Document Type

Article

Abstract

This exchange of letters picks up where Professors Adrienne Davis and Robert Chang left off in an earlier exchange that examined who speaks, who is allowed to speak, and what is remembered.' Here, Professors Davis and Chang explore the dynamics of race, gender, and sexual orientation in the law school classroom. They compare the experiences of African American women and Asian American men in trying to perform as law professors, considering how makeup and other gender tools simultaneously assist and hinder such performances. Their exchange examines the possibility of bias that complicates the use of student evaluations in assessing teaching effectiveness. It hypothesizes that the mechanism by which this bias manifests itself is a variant of stereotype threat, one that they call projected stereotype threat, where stereotypes of incompetence or accent are projected onto the bodies of teachers marked by difference.
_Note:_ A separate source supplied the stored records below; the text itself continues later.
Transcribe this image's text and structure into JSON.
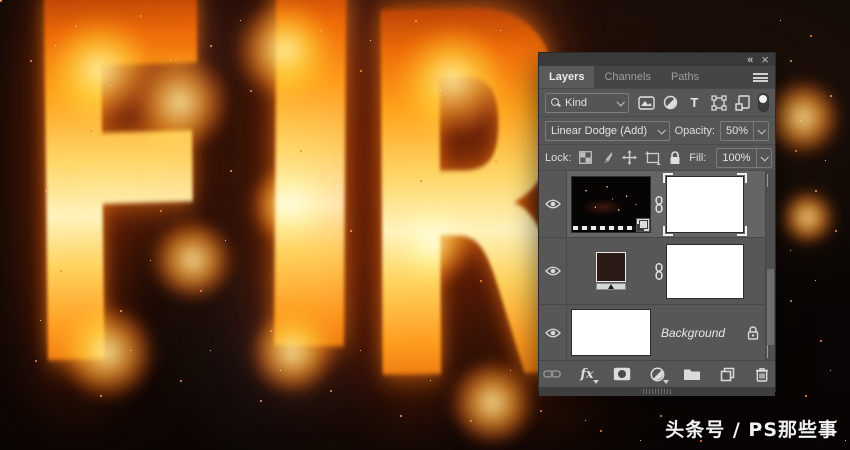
{
  "colors": {
    "panel_bg": "#565656",
    "titlebar_bg": "#3a3a3a",
    "tabbar_bg": "#454545",
    "row_selected": "#656565",
    "row_bg": "#575757",
    "text": "#e2e2e2",
    "text_dim": "#9c9c9c",
    "fire_accent": "#ff9e21",
    "levels_swatch": "#2b1b17"
  },
  "fire_text": {
    "letters": [
      "F",
      "I",
      "R"
    ]
  },
  "watermark": {
    "text": "头条号 / PS那些事"
  },
  "panel": {
    "window": {
      "collapse_icon": "«",
      "close_icon": "×"
    },
    "tabs": [
      {
        "label": "Layers",
        "active": true
      },
      {
        "label": "Channels",
        "active": false
      },
      {
        "label": "Paths",
        "active": false
      }
    ],
    "filter": {
      "kind_label": "Kind",
      "type_icon_label": "T"
    },
    "blend": {
      "mode": "Linear Dodge (Add)",
      "opacity_label": "Opacity:",
      "opacity_value": "50%"
    },
    "lock": {
      "label": "Lock:",
      "fill_label": "Fill:",
      "fill_value": "100%"
    },
    "layers": [
      {
        "kind": "smart-object-with-mask",
        "visible": true,
        "selected": true,
        "mask_selected": true
      },
      {
        "kind": "levels-adjustment-with-mask",
        "visible": true,
        "selected": false
      },
      {
        "name": "Background",
        "kind": "background",
        "visible": true,
        "locked": true
      }
    ],
    "bottom_bar": {
      "fx_label": "fx"
    }
  }
}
They examine how institutions respond or, as is more typically the case, fail to respond to these problems. They conclude with some suggestions for change, asserting that if institutions want to pay more than lip service to the goal of diversity and improve the success and employment conditions of women and minorities, they must do two things. First, more women and minorities must be hired, and second, the issue of bias must be directly addressed by educating students about bias, its discriminatory effects on instructors whose bodies are marked by perceived differences, and the ways in which bias interferes with their own learning.